Three reflections can be made about the amnesty law that the PSOE has registered in Congress and that can be approved in a few weeks. The first is the price that Pedro Sánchez has paid to be sworn in as president with the seven votes of Junts. The second is that Carles Puigdemont and all those involved in the process, from 2012 to today, will be free of the accusations and penalties that the courts have handed down. And the third is that the Socialist Party and the rest of the partners of the future government have assumed the narrative of the independentists who benefited from the amnesty.

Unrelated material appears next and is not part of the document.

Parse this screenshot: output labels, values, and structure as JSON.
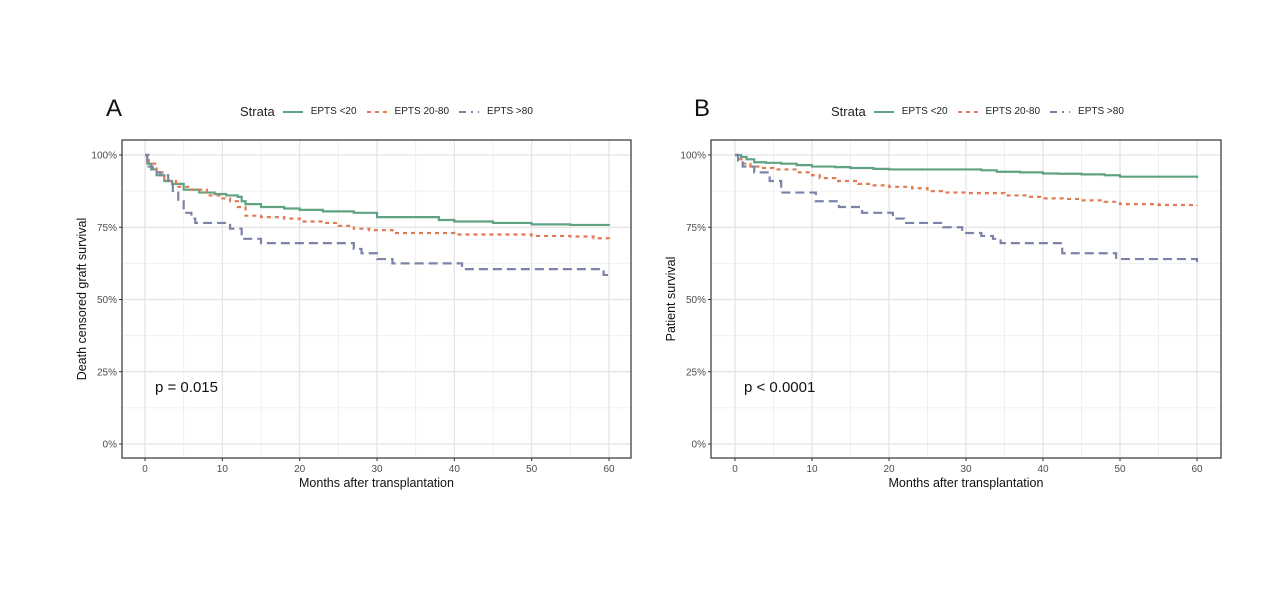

Pedro Sánchez’s story has bowed to the demands of Esquerra Republicana first and to those of Junts a few days later.
There are many more repercussions of pacts that have been denounced by all associations of judges and prosecutors, by numerous public administration institutions, by professional associations and by academic, business and professional institutions.
The different positions of public or private institutions will not prevent President Pedro Sánchez from being inaugurated tomorrow. He will be a legitimate president by obtaining the majority of votes, as established by the parliamentary regime of the 1978 Constitution. The underlying problem has to do with the value of the given word and with the contradictions in which practically all the Government ministers and the president himself have fallen between what they said three months ago about the amnesty and what they are saying now. The Government gives in to everything the independentists have demanded, while those granted amnesty have not given up anything.
Everything is to achieve the investiture with a heterogeneous majority, but a democratic majority after all, which we are told will promote coexistence and reunion in a land that will flow with milk and honey. But in the agreement between PSOE and Junts it is confirmed that the underlying issue remains unresolved. The future of Catalonia’s definitive fit in Spain does not depend on seven strategic votes at a critical moment. It is much more complex.
There is half of Spain that does not agree with the amnesty, including heavyweights of socialism. And they do not accept Sánchez’s investiture agreed with Puigdemont in Brussels. Núñez Feijóo champions a tough opposition that, for the moment, is manifested with crowds in the Spanish streets and that Abascal complements with noisy rallies on Ferraz Street.
The right to demonstrate is as constitutional as the right to strike. It can be a form of protest against decisions of any of the public powers. But politics is not made in the streets but in the institutions, although when there are hundreds of thousands demonstrating there is a problem that the executive branch cannot ignore.
The Popular Party has to fight the political battle in the institutions. He has control in the Senate, he governs in eleven autonomous communities, he presides over many deputations, the majority of Spanish capitals are right-wing. Sánchez is probably going to be sworn in tomorrow. Opposition to the vicissitudes of the next legislature can be done from the streets, but the most effective way is to manage with intelligence and rigor the power it already has without falling into the temptation of buying Vox’s speech. High beams are advisable on political nights.